New understandings of the genetic basis of isolated diopathic central hypogonadism

Idiopathic hypogonadotropic hypogonadism is a rare disease that is characterized by delayed/absent puberty and/or infertility due to an insufficient stimulation of an otherwise normal pituitary-gonadal axis by gonadotrophin-releasing hormone （GnRH） action. Because reduced or normal luteinizing hormone （LH）/follicle-stimulating hormone （FSH） levels may be observed in the affected patients, the term idiopathic central hypogonadism （ICH） appears to be more appropriate. This disease should be distinguished from central hypogonadism that is combined with other pituitary deficiencies. Isolated ICH has a complex pathogenesis and ~s fivefold more prevalent in males. ICH frequently appears in a sporadic form, but several familial cases have also been reported. This finding, in conjunction with the description of numerous pathogenetic gene variants and the generation of several knockout models, supports the existence of a strong genetic component. ICH may be associated with several morphogenetic abnormalities, which include osmic defects that, with ICH, constitute the cardinal manifestations of Kallmann syndrome （KS）. KS accounts for approximately 40% of the total ICH cases and has been generally considered to be a distinct subgroup.
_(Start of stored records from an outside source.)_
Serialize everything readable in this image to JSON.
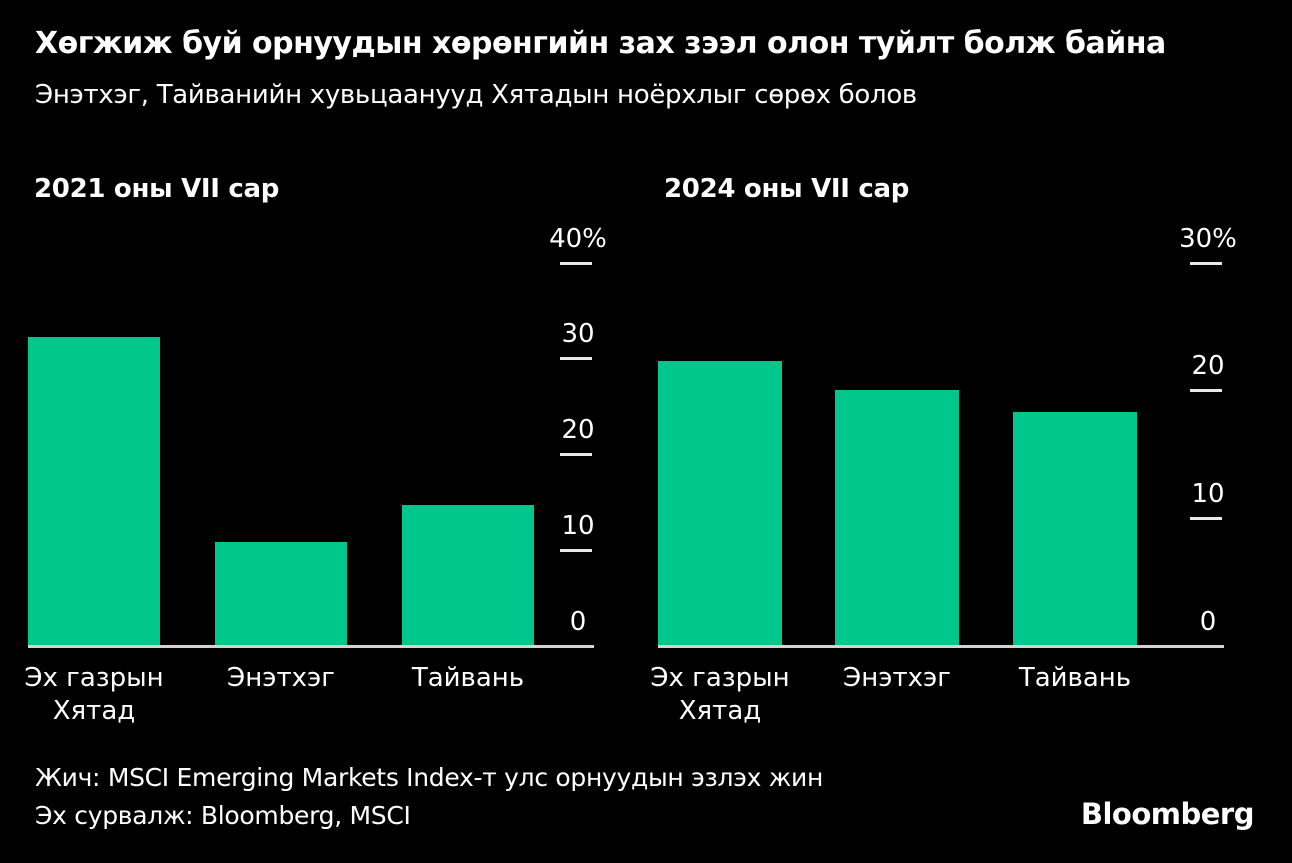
{
  "header": {
    "title": "Хөгжиж буй орнуудын хөрөнгийн зах зээл олон туйлт болж байна",
    "subtitle": "Энэтхэг, Тайванийн хувьцаанууд Хятадын ноёрхлыг сөрөх болов"
  },
  "colors": {
    "background": "#000000",
    "bar": "#00C78B",
    "axis_line": "#D6D2CE",
    "tick_dash": "#E8E8E8",
    "text": "#FFFFFF"
  },
  "chart_data": [
    {
      "type": "bar",
      "title": "2021 оны VII сар",
      "categories": [
        "Эх газрын\nХятад",
        "Энэтхэг",
        "Тайвань"
      ],
      "values": [
        32.2,
        10.8,
        14.7
      ],
      "unit": "%",
      "xlabel": "",
      "ylabel": "",
      "ylim": [
        0,
        40
      ],
      "yticks": [
        {
          "label": "40%",
          "value": 40
        },
        {
          "label": "30",
          "value": 30
        },
        {
          "label": "20",
          "value": 20
        },
        {
          "label": "10",
          "value": 10
        },
        {
          "label": "0",
          "value": 0
        }
      ],
      "grid": false,
      "legend": false,
      "axis_side": "right"
    },
    {
      "type": "bar",
      "title": "2024 оны VII сар",
      "categories": [
        "Эх газрын\nХятад",
        "Энэтхэг",
        "Тайвань"
      ],
      "values": [
        22.3,
        20.0,
        18.3
      ],
      "unit": "%",
      "xlabel": "",
      "ylabel": "",
      "ylim": [
        0,
        30
      ],
      "yticks": [
        {
          "label": "30%",
          "value": 30
        },
        {
          "label": "20",
          "value": 20
        },
        {
          "label": "10",
          "value": 10
        },
        {
          "label": "0",
          "value": 0
        }
      ],
      "grid": false,
      "legend": false,
      "axis_side": "right"
    }
  ],
  "footer": {
    "note": "Жич: MSCI Emerging Markets Index-т улс орнуудын эзлэх жин",
    "source": "Эх сурвалж: Bloomberg, MSCI",
    "brand": "Bloomberg"
  }
}
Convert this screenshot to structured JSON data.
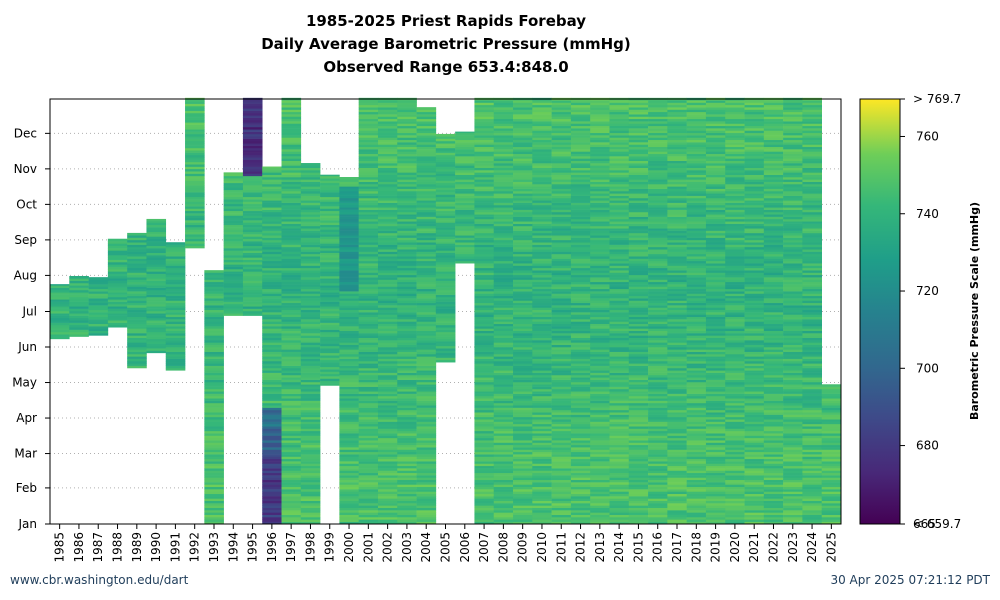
{
  "chart_data": {
    "type": "heatmap",
    "title": [
      "1985-2025 Priest Rapids Forebay",
      "Daily Average Barometric Pressure (mmHg)",
      "Observed Range 653.4:848.0"
    ],
    "years": [
      "1985",
      "1986",
      "1987",
      "1988",
      "1989",
      "1990",
      "1991",
      "1992",
      "1993",
      "1994",
      "1995",
      "1996",
      "1997",
      "1998",
      "1999",
      "2000",
      "2001",
      "2002",
      "2003",
      "2004",
      "2005",
      "2006",
      "2007",
      "2008",
      "2009",
      "2010",
      "2011",
      "2012",
      "2013",
      "2014",
      "2015",
      "2016",
      "2017",
      "2018",
      "2019",
      "2020",
      "2021",
      "2022",
      "2023",
      "2024",
      "2025"
    ],
    "months": [
      "Jan",
      "Feb",
      "Mar",
      "Apr",
      "May",
      "Jun",
      "Jul",
      "Aug",
      "Sep",
      "Oct",
      "Nov",
      "Dec"
    ],
    "coverage_day_of_year": [
      [
        [
          160,
          206
        ]
      ],
      [
        [
          162,
          213
        ]
      ],
      [
        [
          163,
          212
        ]
      ],
      [
        [
          170,
          245
        ]
      ],
      [
        [
          135,
          250
        ]
      ],
      [
        [
          148,
          262
        ]
      ],
      [
        [
          133,
          242
        ]
      ],
      [
        [
          238,
          366
        ]
      ],
      [
        [
          1,
          218
        ]
      ],
      [
        [
          180,
          302
        ]
      ],
      [
        [
          180,
          366
        ]
      ],
      [
        [
          1,
          307
        ]
      ],
      [
        [
          1,
          366
        ]
      ],
      [
        [
          1,
          310
        ]
      ],
      [
        [
          120,
          300
        ]
      ],
      [
        [
          1,
          298
        ]
      ],
      [
        [
          1,
          366
        ]
      ],
      [
        [
          1,
          366
        ]
      ],
      [
        [
          1,
          366
        ]
      ],
      [
        [
          1,
          358
        ]
      ],
      [
        [
          140,
          335
        ]
      ],
      [
        [
          225,
          337
        ]
      ],
      [
        [
          1,
          366
        ]
      ],
      [
        [
          1,
          366
        ]
      ],
      [
        [
          1,
          366
        ]
      ],
      [
        [
          1,
          366
        ]
      ],
      [
        [
          1,
          366
        ]
      ],
      [
        [
          1,
          366
        ]
      ],
      [
        [
          1,
          366
        ]
      ],
      [
        [
          1,
          366
        ]
      ],
      [
        [
          1,
          366
        ]
      ],
      [
        [
          1,
          366
        ]
      ],
      [
        [
          1,
          366
        ]
      ],
      [
        [
          1,
          366
        ]
      ],
      [
        [
          1,
          366
        ]
      ],
      [
        [
          1,
          366
        ]
      ],
      [
        [
          1,
          366
        ]
      ],
      [
        [
          1,
          366
        ]
      ],
      [
        [
          1,
          366
        ]
      ],
      [
        [
          1,
          366
        ]
      ],
      [
        [
          1,
          120
        ]
      ]
    ],
    "value_note": "Daily pressure values mostly 735-760 mmHg; 1995 late-year and 1996 early-year values near 670-690; 2000 Jul-Oct near 720-730.",
    "colorbar": {
      "label": "Barometric Pressure Scale (mmHg)",
      "min": 659.7,
      "max": 769.7,
      "ticks": [
        680,
        700,
        720,
        740,
        760
      ],
      "top_label": "> 769.7",
      "bottom_label": "< 659.7",
      "bottom_overlap_label": "665",
      "colormap": "viridis"
    }
  },
  "footer": {
    "left": "www.cbr.washington.edu/dart",
    "right": "30 Apr 2025 07:21:12 PDT"
  }
}
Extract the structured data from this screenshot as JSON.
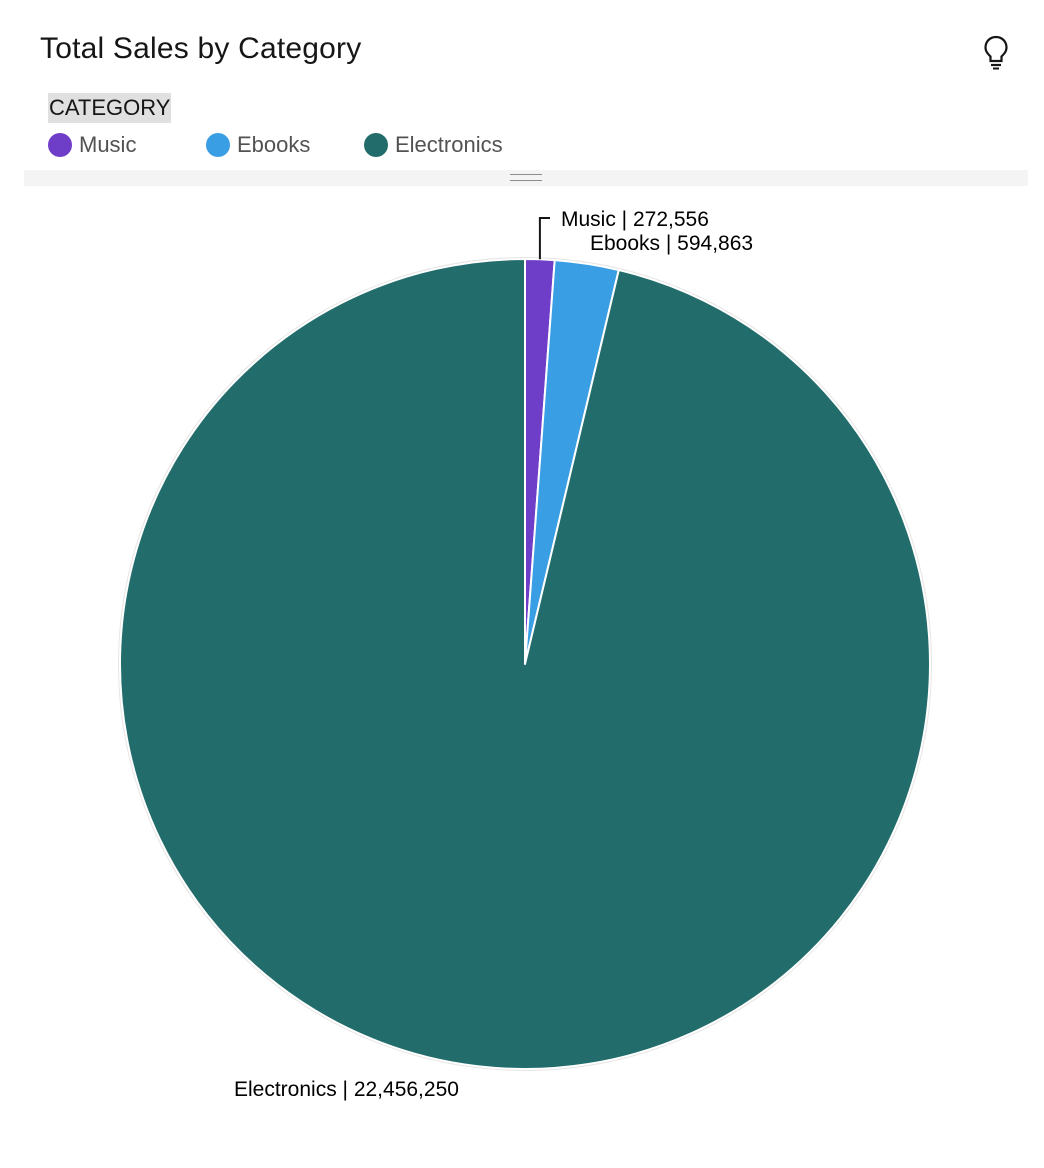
{
  "header": {
    "title": "Total Sales by Category",
    "insight_icon": "lightbulb-icon"
  },
  "legend": {
    "title": "CATEGORY",
    "items": [
      {
        "label": "Music",
        "color": "#6f3ec8"
      },
      {
        "label": "Ebooks",
        "color": "#3a9ee5"
      },
      {
        "label": "Electronics",
        "color": "#226d6c"
      }
    ]
  },
  "chart_data": {
    "type": "pie",
    "title": "Total Sales by Category",
    "legend_title": "CATEGORY",
    "legend_position": "top-left",
    "slices": [
      {
        "label": "Music",
        "value": 272556,
        "color": "#6f3ec8",
        "data_label": "Music | 272,556"
      },
      {
        "label": "Ebooks",
        "value": 594863,
        "color": "#3a9ee5",
        "data_label": "Ebooks | 594,863"
      },
      {
        "label": "Electronics",
        "value": 22456250,
        "color": "#226d6c",
        "data_label": "Electronics | 22,456,250"
      }
    ]
  }
}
However, the description of several pedigrees, which include relatives who are affected either with isolated osmic defects, KS, or normo-osmic ICH （nlCH）, justifies the emerging idea that ICH is a complex genetic disease that is characterized by variable expressivity and penetrance. In this context, either multiple gene variants or environmental factors and epigenetic modifications may contribute to the variable disease manifestations. We review the genetic mechanisms that are presently known to be involved in ICH pathogenesis and provide a clinical overview of the 227 cases that have been collected by the collaborating centres of the Italian ICH Network.